On Thursday, University of Chicago Medicine (UCM) officials announced plans for a new, 128 bed, 500,000 square foot standalone cancer hospital to be built on the UCM campus in Hyde Park.
Pending regulatory approval, the University plans to break ground on the $633 million facilty in 2023 and open it by 2026. Once in operation, the new hospital is expected to see around 200,000 outpatient visits and 5,000 inpatient admissions every year.

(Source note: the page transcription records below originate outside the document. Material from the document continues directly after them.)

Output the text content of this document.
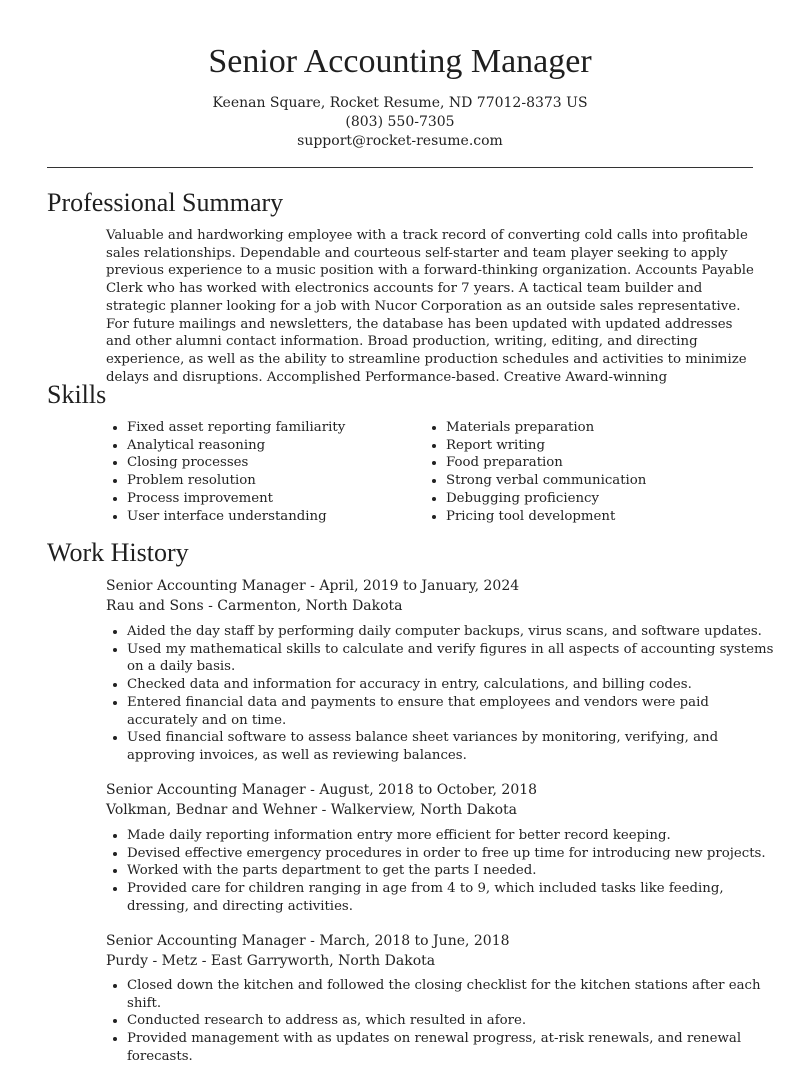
Senior Accounting Manager
Keenan Square, Rocket Resume, ND 77012-8373 US
(803) 550-7305
support@rocket-resume.com
Professional Summary
Valuable and hardworking employee with a track record of converting cold calls into profitable sales relationships. Dependable and courteous self-starter and team player seeking to apply previous experience to a music position with a forward-thinking organization. Accounts Payable Clerk who has worked with electronics accounts for 7 years. A tactical team builder and strategic planner looking for a job with Nucor Corporation as an outside sales representative. For future mailings and newsletters, the database has been updated with updated addresses and other alumni contact information. Broad production, writing, editing, and directing experience, as well as the ability to streamline production schedules and activities to minimize delays and disruptions. Accomplished Performance-based. Creative Award-winning
Skills
• Fixed asset reporting familiarity
• Analytical reasoning
• Closing processes
• Problem resolution
• Process improvement
• User interface understanding
• Materials preparation
• Report writing
• Food preparation
• Strong verbal communication
• Debugging proficiency
• Pricing tool development
Work History
Senior Accounting Manager - April, 2019 to January, 2024
Rau and Sons - Carmenton, North Dakota
• Aided the day staff by performing daily computer backups, virus scans, and software updates.
• Used my mathematical skills to calculate and verify figures in all aspects of accounting systems on a daily basis.
• Checked data and information for accuracy in entry, calculations, and billing codes.
• Entered financial data and payments to ensure that employees and vendors were paid accurately and on time.
• Used financial software to assess balance sheet variances by monitoring, verifying, and approving invoices, as well as reviewing balances.
Senior Accounting Manager - August, 2018 to October, 2018
Volkman, Bednar and Wehner - Walkerview, North Dakota
• Made daily reporting information entry more efficient for better record keeping.
• Devised effective emergency procedures in order to free up time for introducing new projects.
• Worked with the parts department to get the parts I needed.
• Provided care for children ranging in age from 4 to 9, which included tasks like feeding, dressing, and directing activities.
Senior Accounting Manager - March, 2018 to June, 2018
Purdy - Metz - East Garryworth, North Dakota
• Closed down the kitchen and followed the closing checklist for the kitchen stations after each shift.
• Conducted research to address as, which resulted in afore.
• Provided management with as updates on renewal progress, at-risk renewals, and renewal forecasts.
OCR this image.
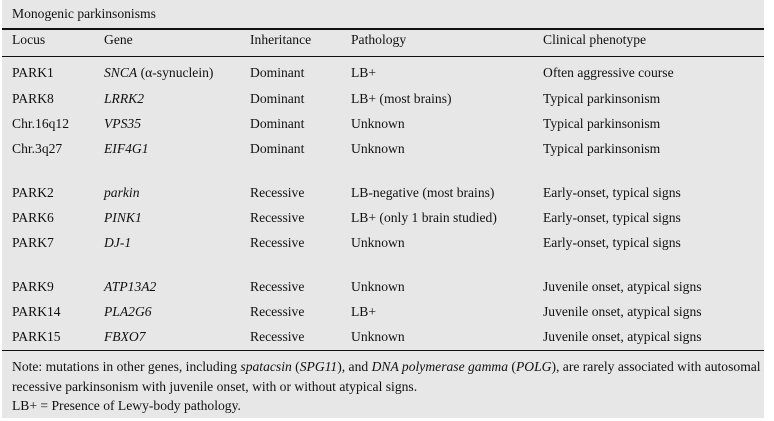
Monogenic parkinsonisms
Locus	Gene	Inheritance	Pathology	Clinical phenotype
PARK1	SNCA (α-synuclein)	Dominant	LB+	Often aggressive course
PARK8	LRRK2	Dominant	LB+ (most brains)	Typical parkinsonism
Chr.16q12	VPS35	Dominant	Unknown	Typical parkinsonism
Chr.3q27	EIF4G1	Dominant	Unknown	Typical parkinsonism
PARK2	parkin	Recessive	LB-negative (most brains)	Early-onset, typical signs
PARK6	PINK1	Recessive	LB+ (only 1 brain studied)	Early-onset, typical signs
PARK7	DJ-1	Recessive	Unknown	Early-onset, typical signs
PARK9	ATP13A2	Recessive	Unknown	Juvenile onset, atypical signs
PARK14	PLA2G6	Recessive	LB+	Juvenile onset, atypical signs
PARK15	FBXO7	Recessive	Unknown	Juvenile onset, atypical signs
Note: mutations in other genes, including spatacsin (SPG11), and DNA polymerase gamma (POLG), are rarely associated with autosomal recessive parkinsonism with juvenile onset, with or without atypical signs.
LB+ = Presence of Lewy-body pathology.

The new hospital will open with 128 beds, 100 exam rooms, stem cell treatment and processing facilities, imaging facilities, chemotherapy and radiation services, genetic testing and counseling options, and spaces for clinical trials and research.
According to a University press release, one of the main goals of the new facility is to help address health inequities which have plagued the South Side. “Cancer death rates on the South Side are almost twice the national average, and cancer is the second leading cause of deaths for residents in the area,” according to Kunle Odunsi, M.D., Ph.D., Director of the Comprehensive Cancer Center at UCM. He was further quoted in the press release, saying, “Social determinants of health are not only linked to adverse environmental exposures but also to a lack of resources, including access to disease prevention, early detection, and high-quality cancer care.”
In the press release, the University said that about 56 percent of South Side cancer patients leave the area for care. With the new center, officials hope to improve the patient experience by putting all of the services they need to access in one building. They also hope the space will free up beds for patients with non-cancer ailments in the current medical center.
“We want to design a place that brings back the human side of healthcare, one that really thinks of people as individuals and not as a breast cancer patient or a colorectal cancer patient,” UCM President Tom Jackiewicz said. “They will be seen as an individual and as families coming to us for the best cancer care available.”
Currently, UCM holds a “comprehensive” designation from the National Cancer Institute (NCI), making it one of only two facilities in Illinois to hold what is considered the NCI’s “gold standard.” In the press release, the University described itself as "uniquely positioned to reimagine cancer care for the community and the City of Chicago.”
University officials submitted a Certificate of Need (CON) request to the Illinois Health Facilities and Services Review Board earlier this week. The initial request seeks approval to spend money on planning and designing the new facility in order to inform a later CON request planned for the fall which will seek approval for the construction of the facility. If all goes to plan, the University claims that the construction process will generate more than 500 construction jobs, with at least 41 percent of contract dollars going to minority- and women-owned firms.